Before the Court of Appeals decision, no Colorado appellate court had recognized an implied warranty running from a lot developer to a subsequent home buyer where the developer is not involved in construction of the house.

Although the opinion attempted to carve a narrow exception for implied warranty claims against a developer, developers, builders, contractors, and designers may now be exposed to more frequent and successful claims for breach of implied warranty.

The Colorado Supreme Court considered the case and has issued it’s ruling. The Supreme Court concluded that because breach of the implied warranty of suitability is a contract claim, privity of contract is required in such a case.

The home buyer was not in privity of contract with the developer and thus cannot pursue a claim against the developer for breach of the implied warranty of suitability.

Thankfully, the Colorado Supreme Court decision assuaged concerns raised a year ago by the court of appeals’ decision.

AIA Contract Provision Void

In early March, 2017 the Colorado Court of Appeals determined a key AIA Contract Provision was void and unenforceable in a residential project.

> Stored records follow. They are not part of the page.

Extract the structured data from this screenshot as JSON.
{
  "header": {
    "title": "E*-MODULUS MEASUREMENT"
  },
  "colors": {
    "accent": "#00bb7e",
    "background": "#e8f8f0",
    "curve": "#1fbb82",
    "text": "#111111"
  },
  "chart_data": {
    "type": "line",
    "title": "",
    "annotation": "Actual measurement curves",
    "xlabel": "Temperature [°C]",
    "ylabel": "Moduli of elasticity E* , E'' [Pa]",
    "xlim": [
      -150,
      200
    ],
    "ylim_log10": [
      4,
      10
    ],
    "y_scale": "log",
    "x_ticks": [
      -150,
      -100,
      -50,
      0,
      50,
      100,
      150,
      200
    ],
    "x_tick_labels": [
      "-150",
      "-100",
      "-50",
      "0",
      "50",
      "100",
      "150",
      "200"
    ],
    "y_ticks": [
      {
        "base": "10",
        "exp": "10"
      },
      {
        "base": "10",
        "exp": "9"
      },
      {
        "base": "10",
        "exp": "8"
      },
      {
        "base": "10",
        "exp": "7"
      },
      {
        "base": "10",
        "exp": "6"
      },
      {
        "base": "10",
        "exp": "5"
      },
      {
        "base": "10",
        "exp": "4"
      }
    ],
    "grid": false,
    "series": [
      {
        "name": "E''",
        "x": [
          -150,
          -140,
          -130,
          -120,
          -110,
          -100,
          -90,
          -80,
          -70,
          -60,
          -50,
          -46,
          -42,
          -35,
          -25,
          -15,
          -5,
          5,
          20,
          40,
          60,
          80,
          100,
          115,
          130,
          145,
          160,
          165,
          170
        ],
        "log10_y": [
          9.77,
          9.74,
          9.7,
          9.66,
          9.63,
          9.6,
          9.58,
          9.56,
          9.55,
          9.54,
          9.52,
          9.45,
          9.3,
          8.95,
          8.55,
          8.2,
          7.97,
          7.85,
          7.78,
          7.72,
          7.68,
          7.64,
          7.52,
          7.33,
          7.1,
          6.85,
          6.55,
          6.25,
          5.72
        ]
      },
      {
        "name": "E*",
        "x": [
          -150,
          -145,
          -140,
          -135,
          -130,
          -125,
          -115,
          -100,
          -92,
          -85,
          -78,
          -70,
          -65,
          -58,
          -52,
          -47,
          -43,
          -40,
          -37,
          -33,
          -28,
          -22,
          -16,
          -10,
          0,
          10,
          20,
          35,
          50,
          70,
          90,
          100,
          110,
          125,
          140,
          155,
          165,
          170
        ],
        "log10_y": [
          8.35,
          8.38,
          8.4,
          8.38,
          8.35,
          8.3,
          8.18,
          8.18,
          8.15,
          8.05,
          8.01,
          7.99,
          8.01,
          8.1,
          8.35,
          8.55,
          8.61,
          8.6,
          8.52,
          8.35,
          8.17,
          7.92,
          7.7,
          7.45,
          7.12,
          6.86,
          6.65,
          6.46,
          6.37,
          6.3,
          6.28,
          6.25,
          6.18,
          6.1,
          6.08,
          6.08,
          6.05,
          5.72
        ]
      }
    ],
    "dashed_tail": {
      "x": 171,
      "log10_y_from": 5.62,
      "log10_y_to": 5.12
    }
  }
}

In Broomfield Senior Living v. R.G. Brinkmann , the Court of Appeals considered whether Section 13.7.1 of the AIA Form A101-1997 Contract was enforceable against the ownership of a senior living project.

Section 13.7.1 of the AIA contract generally states that any defect claims against the general contractor must be filed within a specified date from substantial completion of the project.

The A101 contract is a popular agreement used by owners and general contractors in construction. In this instance, it was entered into between a national general contracting firm and a national company that builds and operates senior living centers.

Brinkmann argued that the AIA’s statute-of-limitations provision (using “substantial completion” as the starting point) reflected the parties’ intent to deviate from Colorado’s 2 year statute of limitation.  The appellate court concluded that such deviation was in violation of the express purpose of the Homeowners Protection Act (“HPA”).  The decision pivoted on the determination that the senior living community was “residential” in nature.   By declaring the project to be “residential,” the Colorado Court of Appeals nullified the concept that commercially-sophisticated parties can consent to modify the statute-of-limitations by adopting long-standing AIA contract language.

Commercial contractor should be aware that Section 13.7.1, which is found in several AIA contract forms, won’t be enforced in any Colorado project involving the construction of “residential” living units.